The dark blue sweaters lay crumpled on the floor. Standing over them, back straight and face twisted in anger, Michael Patterson, 11, demanded to know why Cigi Williams, 10, threw them there.
"Because I wanted to," Cigi snapped belligerently.
That's when Quante Toney and Mark Turner, both 10 years old, stepped in.
In the parlance of the schoolyard, they are "conflict busters."
At George Street Elementary School, youngsters are being trained to defuse arguments that flare up and can lead to hurt feelings and worse. About 25 of them graduated after finishing training yesterday at George Street, including the four who demonstrated their newly polished skills for fellow students in this staged presentation at the ceremony.
Teaching students to resolve conflicts peacefully in a world in which violence is not just on television, but sometimes on the very streets and playgrounds where children gather, is part of a growing trend. The National Association for Mediation in Education, an Amherst, Mass-based national clearinghouse for peer mediation for elementary school children, was founded in the early 1980s and has its roots in the '60s peace movement, said Annette Townley, the executive director of the organization.
"Teaching young people the skills they need to handle conflicts in a non-violent way is a movement that is growing," Mrs. Townley said. "In the process, people develop higher self-esteem."
In the Baltimore area, the coordinators at Sheppard Pratt trained children in two schools last year and are in four schools this year.
"We have a waiting list of 10 more," said Careen Mayer, the director of Sheppard Pratt's Community Educational Programs. The training is led by coordinators from the Sheppard and Enoch Pratt Health System's National Center for Human Development. At George Street, the program was funded by a grant from Baltimore Gas and Electric and the Baltimore school system's professional development center.
Teaching children the skills to handle conflicts in a non-violent manner is the goal at George Street school, which sits in the shadows ofthe Murphy Homes public housing complex. It is in an economically depressed neighborhood of small rowhouses and towering high rises. Yet the students' faces still reflect hope and trust in the world. It is their teachers' and parents' hope that early intervention can keep these children from choosing violence as a way of settling conflicts.

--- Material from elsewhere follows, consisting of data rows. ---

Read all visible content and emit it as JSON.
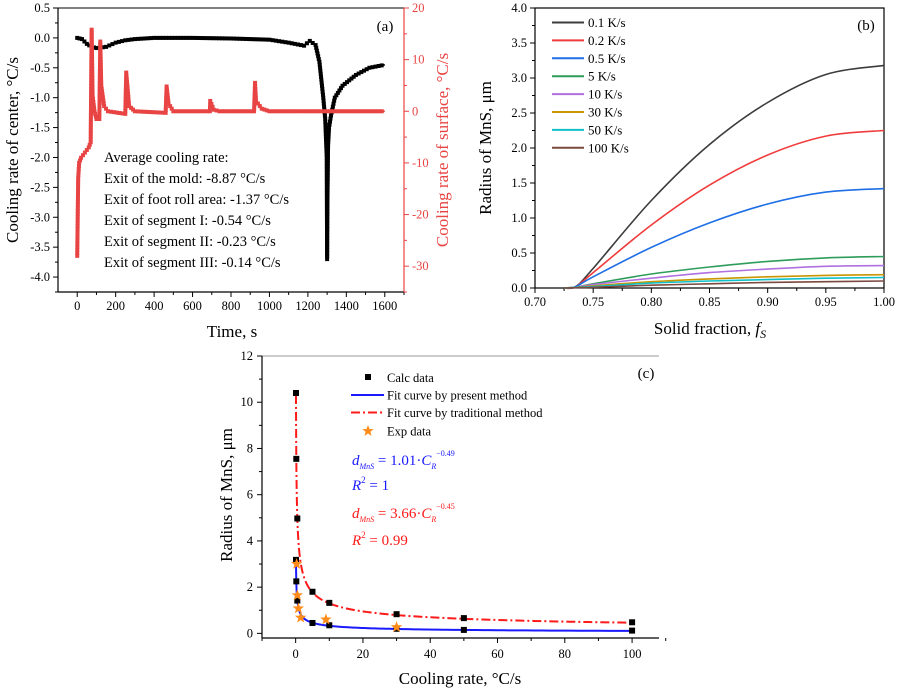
{
  "chart_data": [
    {
      "type": "line",
      "panel_label": "(a)",
      "xlabel": "Time, s",
      "ylabel": "Cooling rate of center, °C/s",
      "y2label": "Cooling rate of surface, °C/s",
      "xlim": [
        -100,
        1700
      ],
      "ylim": [
        -4.25,
        0.5
      ],
      "y2lim": [
        -35,
        20
      ],
      "xticks": [
        0,
        200,
        400,
        600,
        800,
        1000,
        1200,
        1400,
        1600
      ],
      "yticks": [
        "0.5",
        "0.0",
        "-0.5",
        "-1.0",
        "-1.5",
        "-2.0",
        "-2.5",
        "-3.0",
        "-3.5",
        "-4.0"
      ],
      "y2ticks": [
        20,
        10,
        0,
        -10,
        -20,
        -30
      ],
      "grid": false,
      "colors": {
        "center": "#000000",
        "surface": "#e84444"
      },
      "series": [
        {
          "axis": "left",
          "color": "#000000",
          "x": [
            0,
            25,
            50,
            75,
            100,
            150,
            200,
            250,
            300,
            400,
            600,
            800,
            1000,
            1100,
            1180,
            1210,
            1240,
            1260,
            1280,
            1290,
            1298,
            1300,
            1302,
            1305,
            1310,
            1320,
            1340,
            1380,
            1450,
            1520,
            1600
          ],
          "y": [
            0,
            -0.02,
            -0.1,
            -0.15,
            -0.17,
            -0.15,
            -0.08,
            -0.04,
            -0.02,
            0,
            0,
            -0.01,
            -0.03,
            -0.08,
            -0.13,
            -0.05,
            -0.12,
            -0.4,
            -1.0,
            -1.35,
            -2.0,
            -3.7,
            -2.65,
            -1.8,
            -1.5,
            -1.3,
            -1.0,
            -0.8,
            -0.62,
            -0.5,
            -0.45
          ]
        },
        {
          "axis": "right",
          "color": "#e84444",
          "x": [
            0,
            5,
            10,
            20,
            40,
            60,
            70,
            75,
            80,
            90,
            100,
            115,
            120,
            125,
            140,
            160,
            250,
            255,
            270,
            300,
            460,
            465,
            475,
            500,
            690,
            692,
            710,
            740,
            920,
            925,
            930,
            960,
            1000,
            1600
          ],
          "y": [
            -28,
            -13,
            -10,
            -9,
            -8,
            -7,
            -6,
            15.8,
            3,
            0,
            -1.5,
            -1.5,
            13.5,
            5,
            1,
            0,
            -0.5,
            7.5,
            1,
            0,
            -0.3,
            4.8,
            1.5,
            0,
            0,
            2,
            0.3,
            0,
            0,
            5.5,
            2,
            0.5,
            0,
            0
          ]
        }
      ],
      "annotation": [
        "Average cooling rate:",
        "Exit of the mold: -8.87 °C/s",
        "Exit of foot roll area: -1.37 °C/s",
        "Exit of segment I: -0.54 °C/s",
        "Exit of segment II: -0.23 °C/s",
        "Exit of segment III: -0.14 °C/s"
      ]
    },
    {
      "type": "line",
      "panel_label": "(b)",
      "xlabel": {
        "text": "Solid fraction, ",
        "symbol": "f",
        "subscript": "S"
      },
      "ylabel": "Radius of MnS, μm",
      "xlim": [
        0.7,
        1.0
      ],
      "ylim": [
        0,
        4.0
      ],
      "xticks": [
        "0.70",
        "0.75",
        "0.80",
        "0.85",
        "0.90",
        "0.95",
        "1.00"
      ],
      "yticks": [
        "0.0",
        "0.5",
        "1.0",
        "1.5",
        "2.0",
        "2.5",
        "3.0",
        "3.5",
        "4.0"
      ],
      "grid": false,
      "legend_position": "top-left",
      "x": [
        0.725,
        0.735,
        0.75,
        0.8,
        0.85,
        0.9,
        0.95,
        1.0
      ],
      "series": [
        {
          "name": "0.1 K/s",
          "color": "#3c3c3c",
          "values": [
            0,
            0.02,
            0.28,
            1.25,
            2.05,
            2.65,
            3.05,
            3.18
          ]
        },
        {
          "name": "0.2 K/s",
          "color": "#f03c3c",
          "values": [
            0,
            0.02,
            0.22,
            0.9,
            1.47,
            1.9,
            2.17,
            2.25
          ]
        },
        {
          "name": "0.5 K/s",
          "color": "#1f6fe6",
          "values": [
            0,
            0.02,
            0.16,
            0.58,
            0.93,
            1.2,
            1.37,
            1.42
          ]
        },
        {
          "name": "5 K/s",
          "color": "#2e9c5a",
          "values": [
            0,
            0.01,
            0.06,
            0.2,
            0.3,
            0.38,
            0.43,
            0.45
          ]
        },
        {
          "name": "10 K/s",
          "color": "#b070e0",
          "values": [
            0,
            0.01,
            0.05,
            0.14,
            0.22,
            0.27,
            0.31,
            0.32
          ]
        },
        {
          "name": "30 K/s",
          "color": "#c89600",
          "values": [
            0,
            0.01,
            0.03,
            0.09,
            0.13,
            0.16,
            0.18,
            0.19
          ]
        },
        {
          "name": "50 K/s",
          "color": "#10c0c8",
          "values": [
            0,
            0.01,
            0.02,
            0.07,
            0.1,
            0.12,
            0.14,
            0.15
          ]
        },
        {
          "name": "100 K/s",
          "color": "#7a4a40",
          "values": [
            0,
            0.005,
            0.01,
            0.04,
            0.06,
            0.08,
            0.09,
            0.1
          ]
        }
      ]
    },
    {
      "type": "scatter",
      "panel_label": "(c)",
      "xlabel": "Cooling rate, °C/s",
      "ylabel": "Radius of MnS, μm",
      "xlim": [
        -10,
        108
      ],
      "ylim": [
        -0.2,
        12
      ],
      "xticks": [
        0,
        20,
        40,
        60,
        80,
        100
      ],
      "yticks": [
        0,
        2,
        4,
        6,
        8,
        10,
        12
      ],
      "grid": false,
      "legend_position": "top-center",
      "calc_data": {
        "name": "Calc data",
        "color": "#000000",
        "x": [
          0.1,
          0.2,
          0.5,
          0.1,
          0.2,
          0.5,
          5,
          10,
          30,
          50,
          100,
          5,
          10,
          30,
          50,
          100
        ],
        "y": [
          10.4,
          7.55,
          4.97,
          3.18,
          2.25,
          1.42,
          1.8,
          1.32,
          0.83,
          0.66,
          0.48,
          0.45,
          0.35,
          0.2,
          0.15,
          0.12
        ]
      },
      "exp_data": {
        "name": "Exp data",
        "color": "#ff8c1a",
        "x": [
          0.3,
          0.5,
          0.8,
          1.5,
          9,
          30
        ],
        "y": [
          3.0,
          1.65,
          1.08,
          0.68,
          0.6,
          0.27
        ]
      },
      "fits": [
        {
          "name": "Fit curve by present method",
          "color": "#1a1aff",
          "style": "solid",
          "lhs": "d",
          "lhs_sub": "MnS",
          "coef": 1.01,
          "var": "C",
          "var_sub": "R",
          "exponent": -0.49,
          "exponent_text": "−0.49",
          "r2": "1"
        },
        {
          "name": "Fit curve by traditional method",
          "color": "#ff1a1a",
          "style": "dash-dot",
          "lhs": "d",
          "lhs_sub": "MnS",
          "coef": 3.66,
          "var": "C",
          "var_sub": "R",
          "exponent": -0.45,
          "exponent_text": "−0.45",
          "r2": "0.99"
        }
      ]
    }
  ]
}
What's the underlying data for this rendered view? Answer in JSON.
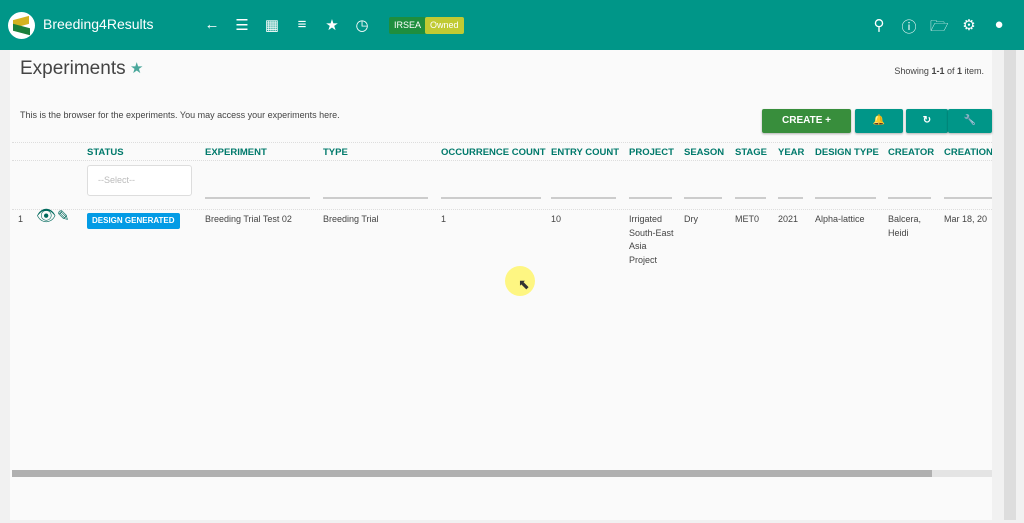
{
  "header": {
    "brand": "Breeding4Results",
    "program": "IRSEA",
    "owned": "Owned",
    "icons": [
      "arrow-back",
      "menu",
      "dashboard",
      "filter",
      "star",
      "history",
      "search",
      "help",
      "folder",
      "settings",
      "account"
    ]
  },
  "page": {
    "title": "Experiments",
    "showing_prefix": "Showing ",
    "showing_range": "1-1",
    "showing_mid": " of ",
    "showing_total": "1",
    "showing_suffix": " item.",
    "description": "This is the browser for the experiments. You may access your experiments here."
  },
  "toolbar": {
    "create_label": "CREATE +"
  },
  "table": {
    "columns": [
      "STATUS",
      "EXPERIMENT",
      "TYPE",
      "OCCURRENCE COUNT",
      "ENTRY COUNT",
      "PROJECT",
      "SEASON",
      "STAGE",
      "YEAR",
      "DESIGN TYPE",
      "CREATOR",
      "CREATION"
    ],
    "status_filter_placeholder": "--Select--",
    "rows": [
      {
        "num": "1",
        "status": "DESIGN GENERATED",
        "experiment": "Breeding Trial Test 02",
        "type": "Breeding Trial",
        "occurrence_count": "1",
        "entry_count": "10",
        "project": "Irrigated South-East Asia Project",
        "season": "Dry",
        "stage": "MET0",
        "year": "2021",
        "design_type": "Alpha-lattice",
        "creator": "Balcera, Heidi",
        "creation": "Mar 18, 20"
      }
    ]
  },
  "colors": {
    "header": "#009688",
    "create": "#388e3c",
    "status_badge": "#039be5",
    "column_header": "#00796b"
  }
}
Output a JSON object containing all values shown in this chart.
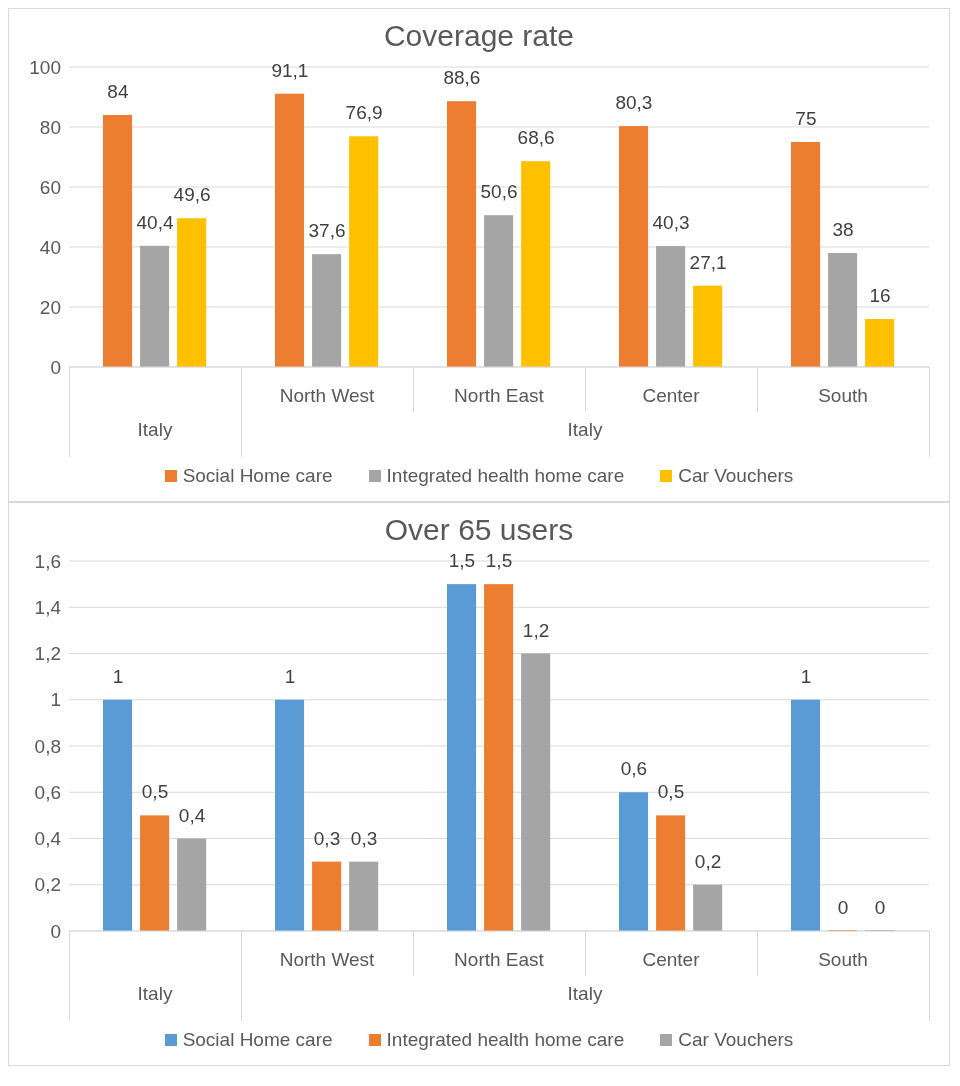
{
  "chart_data": [
    {
      "type": "bar",
      "title": "Coverage rate",
      "categories": [
        null,
        "North West",
        "North East",
        "Center",
        "South"
      ],
      "annotations": [
        "Italy",
        "Italy"
      ],
      "series": [
        {
          "name": "Social Home care",
          "color": "#ed7d31",
          "values": [
            84,
            91.1,
            88.6,
            80.3,
            75
          ],
          "value_labels": [
            "84",
            "91,1",
            "88,6",
            "80,3",
            "75"
          ]
        },
        {
          "name": "Integrated health home care",
          "color": "#a5a5a5",
          "values": [
            40.4,
            37.6,
            50.6,
            40.3,
            38
          ],
          "value_labels": [
            "40,4",
            "37,6",
            "50,6",
            "40,3",
            "38"
          ]
        },
        {
          "name": "Car Vouchers",
          "color": "#ffc000",
          "values": [
            49.6,
            76.9,
            68.6,
            27.1,
            16
          ],
          "value_labels": [
            "49,6",
            "76,9",
            "68,6",
            "27,1",
            "16"
          ]
        }
      ],
      "ylim": [
        0,
        100
      ],
      "yticks": [
        0,
        20,
        40,
        60,
        80,
        100
      ],
      "grid": "y",
      "legend": "bottom"
    },
    {
      "type": "bar",
      "title": "Over 65 users",
      "categories": [
        null,
        "North West",
        "North East",
        "Center",
        "South"
      ],
      "annotations": [
        "Italy",
        "Italy"
      ],
      "series": [
        {
          "name": "Social Home care",
          "color": "#5b9bd5",
          "values": [
            1,
            1,
            1.5,
            0.6,
            1
          ],
          "value_labels": [
            "1",
            "1",
            "1,5",
            "0,6",
            "1"
          ]
        },
        {
          "name": "Integrated health home care",
          "color": "#ed7d31",
          "values": [
            0.5,
            0.3,
            1.5,
            0.5,
            0
          ],
          "value_labels": [
            "0,5",
            "0,3",
            "1,5",
            "0,5",
            "0"
          ]
        },
        {
          "name": "Car Vouchers",
          "color": "#a5a5a5",
          "values": [
            0.4,
            0.3,
            1.2,
            0.2,
            0
          ],
          "value_labels": [
            "0,4",
            "0,3",
            "1,2",
            "0,2",
            "0"
          ]
        }
      ],
      "ylim": [
        0,
        1.6
      ],
      "yticks": [
        0,
        {
          "value": 0.2,
          "label": "0,2"
        },
        {
          "value": 0.4,
          "label": "0,4"
        },
        {
          "value": 0.6,
          "label": "0,6"
        },
        {
          "value": 0.8,
          "label": "0,8"
        },
        1,
        {
          "value": 1.2,
          "label": "1,2"
        },
        {
          "value": 1.4,
          "label": "1,4"
        },
        {
          "value": 1.6,
          "label": "1,6"
        }
      ],
      "grid": "y",
      "legend": "bottom"
    }
  ]
}
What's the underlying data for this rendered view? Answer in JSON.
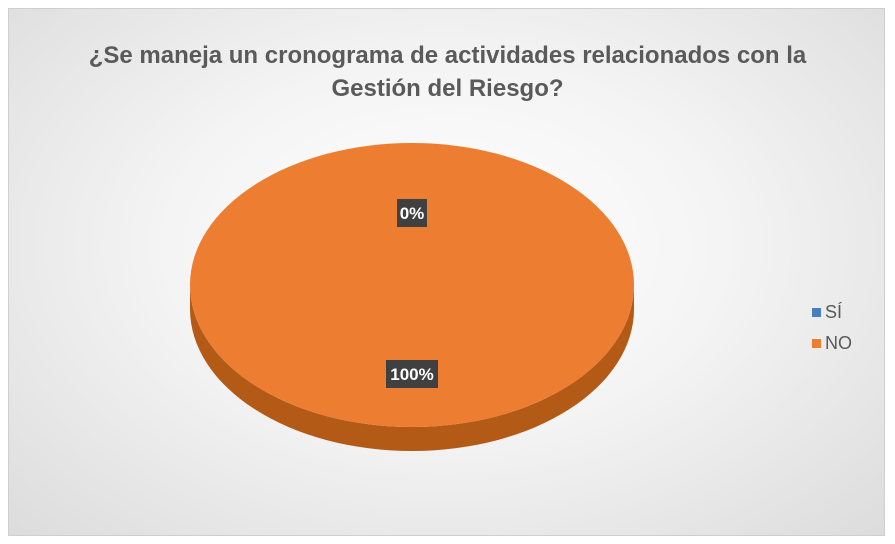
{
  "chart_data": {
    "type": "pie",
    "title": "¿Se maneja un cronograma de actividades relacionados con la Gestión del Riesgo?",
    "categories": [
      "SÍ",
      "NO"
    ],
    "values": [
      0,
      100
    ],
    "data_labels": [
      "0%",
      "100%"
    ],
    "colors": [
      "#4a7fbf",
      "#ed7d31"
    ],
    "depth_color": "#b35a16",
    "label_bg": "#404040",
    "style": "3d",
    "legend": {
      "position": "right",
      "entries": [
        "SÍ",
        "NO"
      ]
    }
  }
}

"We really wanted something that would teach kids to settle disputes in a non-violent way," said Barbara A. Hill, principal of the school. "Most of our conflicts here are really silly little fights which very often can be mediated."
The staged argument at "conflict buster" graduation at George Street Elementary School was a typical situation: Cigi and Michael are locker partners. He keeps it sloppy. She prefers it clean. It ended peaceably only after the two antagonists talked about how they felt, listened to one another and worked out a solution.
"Don't interrupt," Mark and Quante had to keep repeating before a solution was found. "How does this make you feel?" they asked the arguing pair.
"Angry," said Cigi.
"Mad," replied Michael.
"What do you want?" the mediators pressed.
"I want him to keep the locker clean," Cigi told the mediators. "Do you agree to that?" the "conflict busters" asked. Taking but a second to think it over, Michael relented.
"I'll clean it once a week," he said. "And I want an apology."
"Congratulations on a successful mediation, apologize and shake hands," said Quante.
No one is saying that each situation will go as smoothly as the demonstration or that all students will respect their peers, but the approach is a positive reaction to a negative situation, said adults who worked with the children. The youngsters say they came away from the training experience a lot wiser.
"I learned you can solve problems in a different way other than by fighting," said Quante.
"It's better to talk it out," agreed Michael. He predicted, however, that although most of his peers would probably listen to the mediators, occasionally someone won't.
"Some will want to fight and say, 'get outta my face,' " the husky fifth grader said. The students are trained to give the name of any belligerent student to the principal and also never to get involved in any fights.
"We do try to solve the problem, though, before it goes to the principal," Michael said.
The "conflict busters" were chosen by their peers or teachers. They were given six weeks of intensive training in addition to 10 months of ongoing monitoring.
"The students tend to respect them," said Lucy Miller, principal at Northwood, a school that trained conflict busters last year and is training more this year. "It does help resolve disagreements."
To a George Street Elementary School parent, the training has had additional benefits. "I've seen a lot of changes," said Robin Harris, whose 9-year-old son Marcas became a peer mediator.
"He will start arguing with his little sister then stop and say, 'let's talk it over,' " Mrs. Harris said. "And before this, he would say he didn't know what he wanted to be. Now he wants to be a lawyer."